Installed in the former Mercedes-Benz factory, the complex was purchased by GWM before the start of Brazilian operations and underwent adjustments to accommodate the brand’s national line.
The structure has a capacity for 50,000 vehicles per year and includes areas for welding, robotic painting, assembly, energy, logistics, and an integrated supply chain.
In addition to vehicle production, Iracemápolis received the announcement of GWM’s first Research and Development Center in South America.
This structure is expected to work on flex technologies, hybrid systems, and the adaptation of global vehicles to the usage conditions, fueling, and preferences of Brazilian consumers.
Investment of R$ 10 billion until 2032
GWM’s plan in Brazil foresees a total investment of R$ 10 billion over ten years, a value that supports the industrial and commercial expansion of the automaker in the country.
According to the company, the first phase totals R$ 4 billion until 2026, focusing on the brand’s launch, the reactivation of the São Paulo plant, and the expansion of Iracemápolis.
Between 2027 and 2032, the second phase of the program foresees an additional R$ 6 billion, aimed at jobs, localization of parts, and the development of new products.
The expansion to Espírito Santo appears within this long-term movement, although the company has not yet publicly detailed any potential additional specific investment for Aracruz.
Part of the industrial strategy involves the gradual localization of components, in a model that seeks to increase the participation of local suppliers in the production chain.
In Iracemápolis, the company reported that it adopts the piece-by-piece system, considered more complex than the traditional SKD and CKD assembly models.
In this format, painting is done in Brazil and the national chain begins to participate in broader stages of the production process.
ORA 5 gains space in the Brazilian strategy
Among the products linked to GWM’s new phase, the ORA 5 appears as one of the most important bets for the Brazilian operation.
CNN Brazil reported that the second factory will be prepared for the model’s family and other electrified vehicles, based on a new generation of products.
In Brazil, GWM itself began on June 1, 2026 the advance reservations for the ORA 5, presented as its first 100% electric SUV in the national market.
The model is the second vehicle of the ORA family in the country, after the ORA 03, and arrives to expand the brand’s electric line.
Reservations were opened on the GWM website, through Mercado Livre, and at the automaker’s dealerships, with a deposit of R$ 9,000.

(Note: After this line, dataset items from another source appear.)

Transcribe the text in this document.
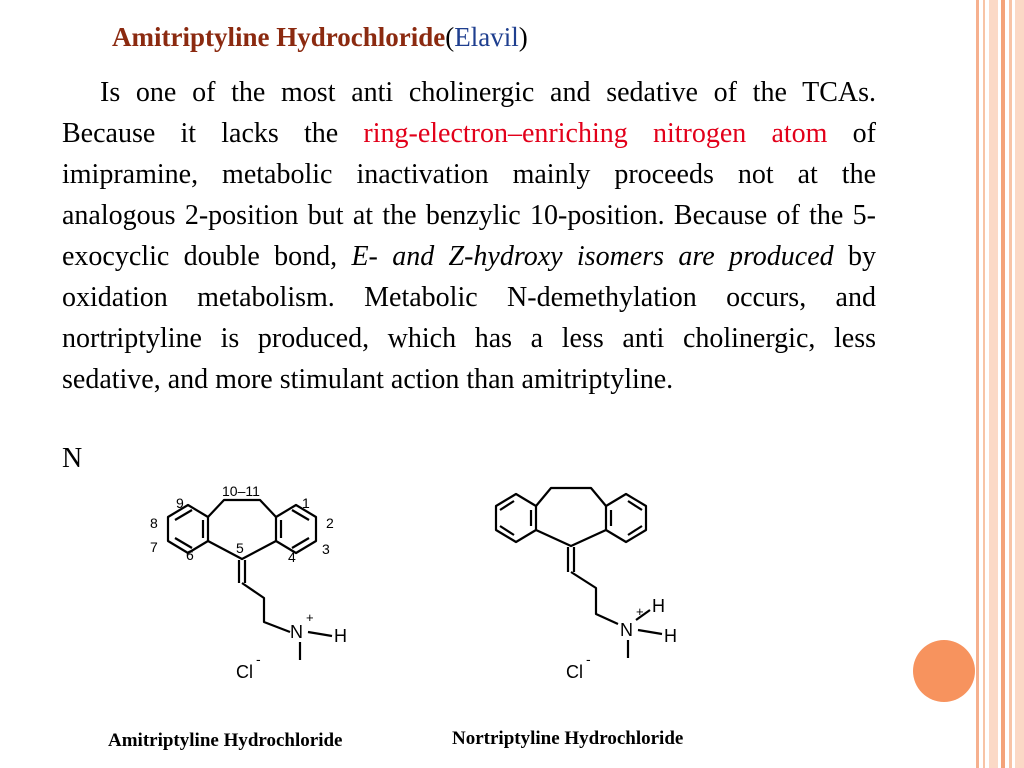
Amitriptyline Hydrochloride(Elavil)
Is one of the most anti cholinergic and sedative of the TCAs. Because it lacks the ring-electron–enriching nitrogen atom of imipramine, metabolic inactivation mainly proceeds not at the analogous 2-position but at the benzylic 10-position. Because of the 5- exocyclic double bond, E- and Z-hydroxy isomers are produced by oxidation metabolism. Metabolic N-demethylation occurs, and nortriptyline is produced, which has a less anti cholinergic, less sedative, and more stimulant action than amitriptyline.
N
10–11
9
8
7 6	5
4 3
2
1
N
+
H
Cl
-
N
+ H
H
Cl
-
Amitriptyline Hydrochloride	Nortriptyline Hydrochloride
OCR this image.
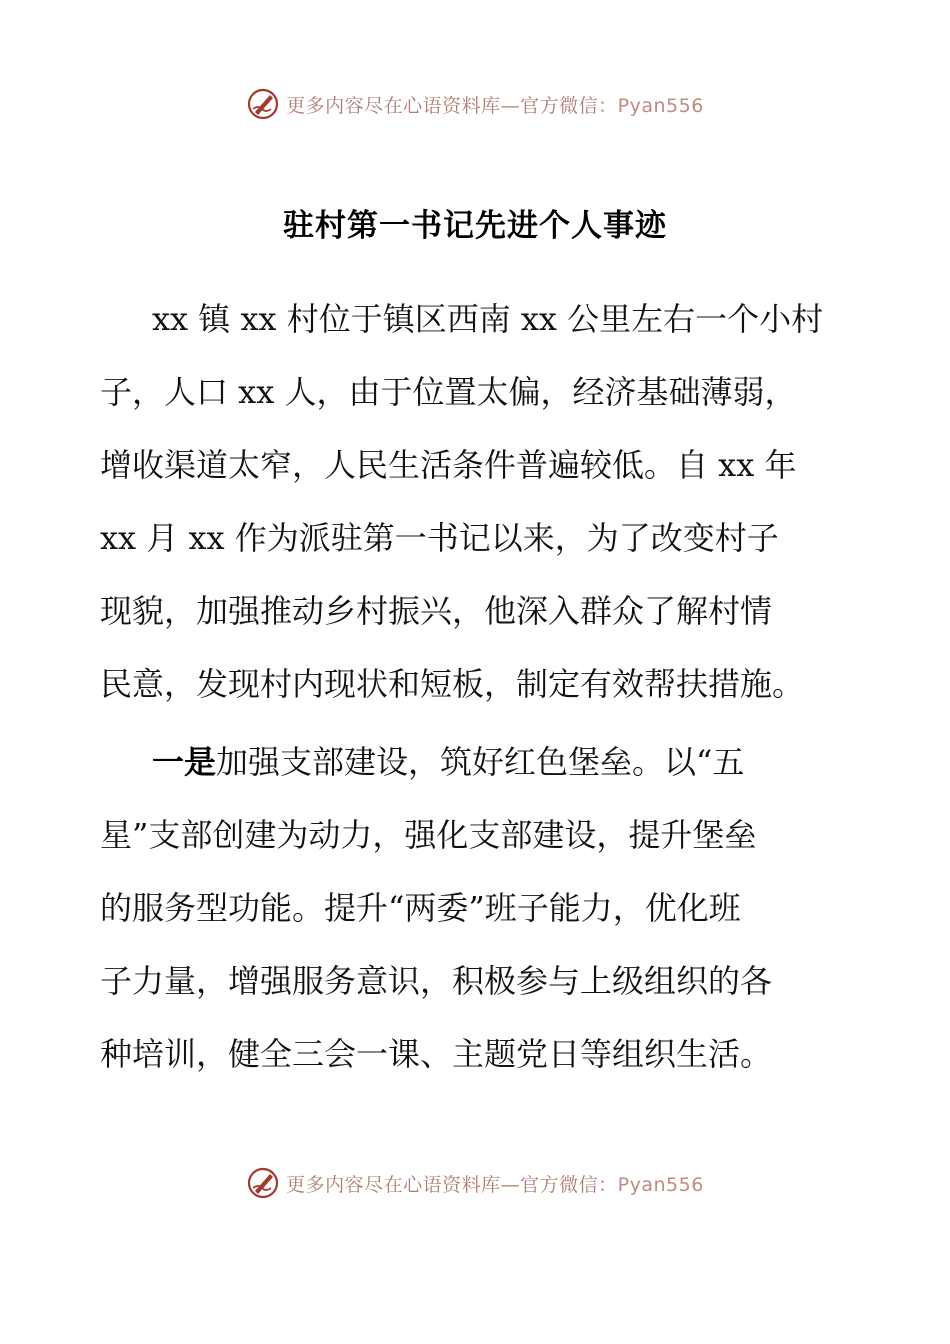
更多内容尽在心语资料库—官方微信：Pyan556
驻村第一书记先进个人事迹
xx 镇 xx 村位于镇区西南 xx 公里左右一个小村
子，人口 xx 人，由于位置太偏，经济基础薄弱，
增收渠道太窄，人民生活条件普遍较低。自 xx 年
xx 月 xx 作为派驻第一书记以来，为了改变村子
现貌，加强推动乡村振兴，他深入群众了解村情
民意，发现村内现状和短板，制定有效帮扶措施。
一是加强支部建设，筑好红色堡垒。以“五
星”支部创建为动力，强化支部建设，提升堡垒
的服务型功能。提升“两委”班子能力，优化班
子力量，增强服务意识，积极参与上级组织的各
种培训，健全三会一课、主题党日等组织生活。
更多内容尽在心语资料库—官方微信：Pyan556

On the occasion, the company informed that the official price would be announced on June 29, keeping the launch within the agenda of expanding the electric line in the country.
With a length of 4,471 mm, a width of 1,833 mm, and a wheelbase of 2,720 mm, the ORA 5 is larger than the ORA 03.
The brand presented the model with a proposal for urban and road use, in addition to highlighting connectivity features, remote updates, and a driving assistance package.
The arrival of the new factory in Espírito Santo reinforces a strategy designed since the opening of the São Paulo operation and increases Brazil’s weight in GWM’s international plans.
By diversifying its industrial base and advancing in the production of electrified vehicles, the automaker seeks to consolidate the country as a relevant market within its operation outside Asia.